Over the past year or two the scale of repressions in Russia has reached a level similar
to the worst years of the Cold War. The clampdown by the regime and mistakes of the
previous opposition leaders has brought us to the point that traditional political parties
have lost any kind of influence in Russia. Old illusions about how pro-democracy
advocates might achieve power through normal elections were smashed in last
December's parliamentary elections. Old parties are unlikely to return.

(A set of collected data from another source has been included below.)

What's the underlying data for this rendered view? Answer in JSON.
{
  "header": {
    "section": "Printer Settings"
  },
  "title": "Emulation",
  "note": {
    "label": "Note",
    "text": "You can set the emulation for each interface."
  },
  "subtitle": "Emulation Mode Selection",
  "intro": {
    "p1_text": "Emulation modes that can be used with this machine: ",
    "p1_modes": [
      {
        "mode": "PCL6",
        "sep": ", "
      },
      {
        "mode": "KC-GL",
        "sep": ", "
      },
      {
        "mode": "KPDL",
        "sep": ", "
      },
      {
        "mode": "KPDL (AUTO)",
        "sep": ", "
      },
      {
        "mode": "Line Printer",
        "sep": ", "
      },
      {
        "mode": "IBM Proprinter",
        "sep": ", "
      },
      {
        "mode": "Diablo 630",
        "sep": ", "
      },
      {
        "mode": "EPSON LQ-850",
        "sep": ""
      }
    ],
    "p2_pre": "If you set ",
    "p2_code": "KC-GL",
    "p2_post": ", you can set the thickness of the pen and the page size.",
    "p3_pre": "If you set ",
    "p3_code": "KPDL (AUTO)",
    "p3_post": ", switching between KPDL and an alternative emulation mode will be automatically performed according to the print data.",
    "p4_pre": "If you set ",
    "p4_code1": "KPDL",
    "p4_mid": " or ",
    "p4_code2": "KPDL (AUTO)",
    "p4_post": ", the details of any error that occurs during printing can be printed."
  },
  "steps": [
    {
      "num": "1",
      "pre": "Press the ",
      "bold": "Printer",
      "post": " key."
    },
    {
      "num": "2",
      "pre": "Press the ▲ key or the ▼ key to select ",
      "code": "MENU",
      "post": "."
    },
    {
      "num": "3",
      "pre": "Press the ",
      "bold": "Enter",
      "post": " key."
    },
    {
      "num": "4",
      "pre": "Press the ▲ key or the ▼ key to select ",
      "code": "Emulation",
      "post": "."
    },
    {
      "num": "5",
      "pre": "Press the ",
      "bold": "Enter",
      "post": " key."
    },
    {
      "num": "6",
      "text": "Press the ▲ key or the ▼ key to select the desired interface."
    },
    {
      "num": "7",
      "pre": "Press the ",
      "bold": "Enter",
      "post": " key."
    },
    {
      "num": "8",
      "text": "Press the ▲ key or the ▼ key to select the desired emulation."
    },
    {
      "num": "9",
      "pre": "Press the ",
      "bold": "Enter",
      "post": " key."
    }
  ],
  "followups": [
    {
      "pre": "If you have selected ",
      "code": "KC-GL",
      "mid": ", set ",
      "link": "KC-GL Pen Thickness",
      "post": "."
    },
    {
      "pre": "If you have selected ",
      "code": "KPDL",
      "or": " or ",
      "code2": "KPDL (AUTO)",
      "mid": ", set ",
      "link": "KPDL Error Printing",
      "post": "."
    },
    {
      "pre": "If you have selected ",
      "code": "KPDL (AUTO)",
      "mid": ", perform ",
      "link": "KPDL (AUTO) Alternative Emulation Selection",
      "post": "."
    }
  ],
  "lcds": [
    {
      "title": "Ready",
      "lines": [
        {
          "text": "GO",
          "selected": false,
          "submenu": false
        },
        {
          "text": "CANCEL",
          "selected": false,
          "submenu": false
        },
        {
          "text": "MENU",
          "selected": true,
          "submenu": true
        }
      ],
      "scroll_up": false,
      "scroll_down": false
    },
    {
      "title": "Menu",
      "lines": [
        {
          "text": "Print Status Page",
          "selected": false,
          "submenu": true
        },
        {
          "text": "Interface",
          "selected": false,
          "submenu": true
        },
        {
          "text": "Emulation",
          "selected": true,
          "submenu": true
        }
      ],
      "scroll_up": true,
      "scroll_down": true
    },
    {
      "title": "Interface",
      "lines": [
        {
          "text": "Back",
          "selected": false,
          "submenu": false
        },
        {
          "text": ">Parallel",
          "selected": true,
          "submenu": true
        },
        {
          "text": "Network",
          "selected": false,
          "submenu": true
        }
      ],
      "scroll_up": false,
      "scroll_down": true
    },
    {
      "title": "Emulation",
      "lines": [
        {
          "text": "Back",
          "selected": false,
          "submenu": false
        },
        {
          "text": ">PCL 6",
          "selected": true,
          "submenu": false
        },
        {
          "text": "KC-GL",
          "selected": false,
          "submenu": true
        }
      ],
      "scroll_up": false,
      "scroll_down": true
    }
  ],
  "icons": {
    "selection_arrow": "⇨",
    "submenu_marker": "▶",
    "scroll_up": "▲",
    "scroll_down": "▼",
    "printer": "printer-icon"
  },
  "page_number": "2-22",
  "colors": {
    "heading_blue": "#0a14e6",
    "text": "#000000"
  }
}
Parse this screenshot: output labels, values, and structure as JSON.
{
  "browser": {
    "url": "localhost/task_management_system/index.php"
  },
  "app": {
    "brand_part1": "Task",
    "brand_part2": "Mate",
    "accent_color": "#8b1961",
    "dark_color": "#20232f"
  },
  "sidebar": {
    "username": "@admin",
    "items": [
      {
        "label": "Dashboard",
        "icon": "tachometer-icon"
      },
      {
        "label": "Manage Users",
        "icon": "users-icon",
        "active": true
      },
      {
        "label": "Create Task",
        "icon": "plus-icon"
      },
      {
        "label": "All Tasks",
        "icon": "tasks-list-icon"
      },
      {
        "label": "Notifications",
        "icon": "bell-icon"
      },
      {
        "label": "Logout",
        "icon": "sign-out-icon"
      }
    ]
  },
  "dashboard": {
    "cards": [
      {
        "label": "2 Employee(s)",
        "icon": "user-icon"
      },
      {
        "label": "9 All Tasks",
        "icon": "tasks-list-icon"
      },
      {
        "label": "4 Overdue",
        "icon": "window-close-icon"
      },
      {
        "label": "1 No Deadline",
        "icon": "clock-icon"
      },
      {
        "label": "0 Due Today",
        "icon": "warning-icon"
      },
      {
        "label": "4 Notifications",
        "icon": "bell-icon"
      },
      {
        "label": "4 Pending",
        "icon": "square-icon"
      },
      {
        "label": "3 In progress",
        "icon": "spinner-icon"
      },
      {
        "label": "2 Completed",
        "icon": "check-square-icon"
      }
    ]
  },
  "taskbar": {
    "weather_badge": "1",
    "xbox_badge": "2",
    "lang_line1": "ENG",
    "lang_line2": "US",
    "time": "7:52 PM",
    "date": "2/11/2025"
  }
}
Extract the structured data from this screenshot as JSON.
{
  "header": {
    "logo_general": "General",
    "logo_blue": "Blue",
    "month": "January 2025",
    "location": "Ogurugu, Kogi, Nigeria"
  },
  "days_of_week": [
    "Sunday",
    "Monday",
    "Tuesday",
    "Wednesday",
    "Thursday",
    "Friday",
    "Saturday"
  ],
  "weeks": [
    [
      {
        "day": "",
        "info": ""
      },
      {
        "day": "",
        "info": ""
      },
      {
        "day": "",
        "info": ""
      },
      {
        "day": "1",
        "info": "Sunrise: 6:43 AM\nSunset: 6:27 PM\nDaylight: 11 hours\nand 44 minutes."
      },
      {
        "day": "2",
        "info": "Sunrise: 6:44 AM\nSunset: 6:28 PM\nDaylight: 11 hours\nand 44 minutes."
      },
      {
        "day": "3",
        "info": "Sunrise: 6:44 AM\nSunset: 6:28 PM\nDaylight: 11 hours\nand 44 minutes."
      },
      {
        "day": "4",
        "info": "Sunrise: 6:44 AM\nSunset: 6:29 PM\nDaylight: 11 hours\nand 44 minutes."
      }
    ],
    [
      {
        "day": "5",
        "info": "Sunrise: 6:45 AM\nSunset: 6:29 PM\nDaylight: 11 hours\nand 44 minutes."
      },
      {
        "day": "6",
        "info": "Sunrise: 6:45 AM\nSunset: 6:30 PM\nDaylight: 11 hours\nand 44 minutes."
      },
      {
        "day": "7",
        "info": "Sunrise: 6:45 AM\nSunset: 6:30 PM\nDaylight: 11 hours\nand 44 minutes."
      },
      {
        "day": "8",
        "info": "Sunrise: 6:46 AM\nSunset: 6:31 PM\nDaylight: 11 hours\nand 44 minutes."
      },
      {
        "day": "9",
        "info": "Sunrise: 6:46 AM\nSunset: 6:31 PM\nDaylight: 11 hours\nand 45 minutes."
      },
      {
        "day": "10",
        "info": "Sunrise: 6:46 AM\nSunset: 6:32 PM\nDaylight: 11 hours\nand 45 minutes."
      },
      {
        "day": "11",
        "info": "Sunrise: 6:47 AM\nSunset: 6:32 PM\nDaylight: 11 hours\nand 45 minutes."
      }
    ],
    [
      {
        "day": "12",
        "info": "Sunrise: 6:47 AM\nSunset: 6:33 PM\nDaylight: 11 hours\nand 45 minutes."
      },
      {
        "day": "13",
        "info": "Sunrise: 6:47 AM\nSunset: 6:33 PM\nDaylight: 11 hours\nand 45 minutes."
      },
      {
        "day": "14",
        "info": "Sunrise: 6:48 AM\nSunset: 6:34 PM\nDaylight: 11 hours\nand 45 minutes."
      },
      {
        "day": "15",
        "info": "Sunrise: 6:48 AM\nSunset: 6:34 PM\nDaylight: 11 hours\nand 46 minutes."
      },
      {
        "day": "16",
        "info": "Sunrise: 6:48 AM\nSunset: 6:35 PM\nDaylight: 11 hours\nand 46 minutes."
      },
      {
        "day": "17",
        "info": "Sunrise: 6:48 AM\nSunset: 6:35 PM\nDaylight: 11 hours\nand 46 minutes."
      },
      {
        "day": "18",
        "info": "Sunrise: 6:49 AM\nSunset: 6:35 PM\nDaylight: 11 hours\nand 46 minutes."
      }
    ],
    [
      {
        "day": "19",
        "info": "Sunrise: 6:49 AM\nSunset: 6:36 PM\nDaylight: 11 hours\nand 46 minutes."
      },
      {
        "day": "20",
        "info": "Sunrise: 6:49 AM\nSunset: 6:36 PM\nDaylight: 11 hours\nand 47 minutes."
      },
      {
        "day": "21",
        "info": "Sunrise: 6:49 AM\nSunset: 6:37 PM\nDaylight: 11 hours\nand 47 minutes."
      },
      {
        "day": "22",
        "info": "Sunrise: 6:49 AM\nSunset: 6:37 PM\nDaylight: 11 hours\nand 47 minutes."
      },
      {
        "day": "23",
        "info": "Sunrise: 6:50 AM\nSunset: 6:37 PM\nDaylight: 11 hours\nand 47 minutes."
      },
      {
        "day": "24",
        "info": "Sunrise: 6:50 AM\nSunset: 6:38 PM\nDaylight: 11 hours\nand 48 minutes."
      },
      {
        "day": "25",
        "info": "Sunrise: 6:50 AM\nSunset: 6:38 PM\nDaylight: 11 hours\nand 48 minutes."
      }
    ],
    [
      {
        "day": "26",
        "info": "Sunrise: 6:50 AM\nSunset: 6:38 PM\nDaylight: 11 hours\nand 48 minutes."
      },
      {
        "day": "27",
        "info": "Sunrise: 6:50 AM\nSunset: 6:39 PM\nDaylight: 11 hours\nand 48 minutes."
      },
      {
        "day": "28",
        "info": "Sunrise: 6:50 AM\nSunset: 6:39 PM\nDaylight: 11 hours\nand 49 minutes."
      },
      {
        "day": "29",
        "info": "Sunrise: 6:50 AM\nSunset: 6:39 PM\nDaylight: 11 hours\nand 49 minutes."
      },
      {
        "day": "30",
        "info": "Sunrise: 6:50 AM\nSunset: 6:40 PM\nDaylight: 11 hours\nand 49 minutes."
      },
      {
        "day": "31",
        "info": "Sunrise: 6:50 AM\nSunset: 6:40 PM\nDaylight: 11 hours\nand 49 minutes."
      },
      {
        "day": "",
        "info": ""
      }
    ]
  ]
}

Dmitriy Medvedev, Putin’s old friend and now the president-elect, is himself a part of
the current system and has no real reason to liberalize it. Hopes that he will do so are
misplaced. He well understands that any such attempt will only lead to a loss of
control over the situation, which would present a fatal risk to the corrupt heights of
power in Russia.

Today the only real possibility for changing the political regime in Russia is through
grass-roots pressure. Nonviolent resistance on the model of Mahatma Gandhi and
Martin Luther King is the last option available in the arsenal of pro-democracy
advocates in Russia. This has already become clear to some of the most open-minded
politicians like those in the Other Russia coalition.

But in order to be successful we must first analyze our mistakes, learn to work
together more effectively, and rouse society from its apathetic state. For this we need
groups like Oborona, a union of sincere young people striving not for power, but for
change in their country. The mission for those planning an uprising in the modern
Russian Gulag is to not become the next wardens.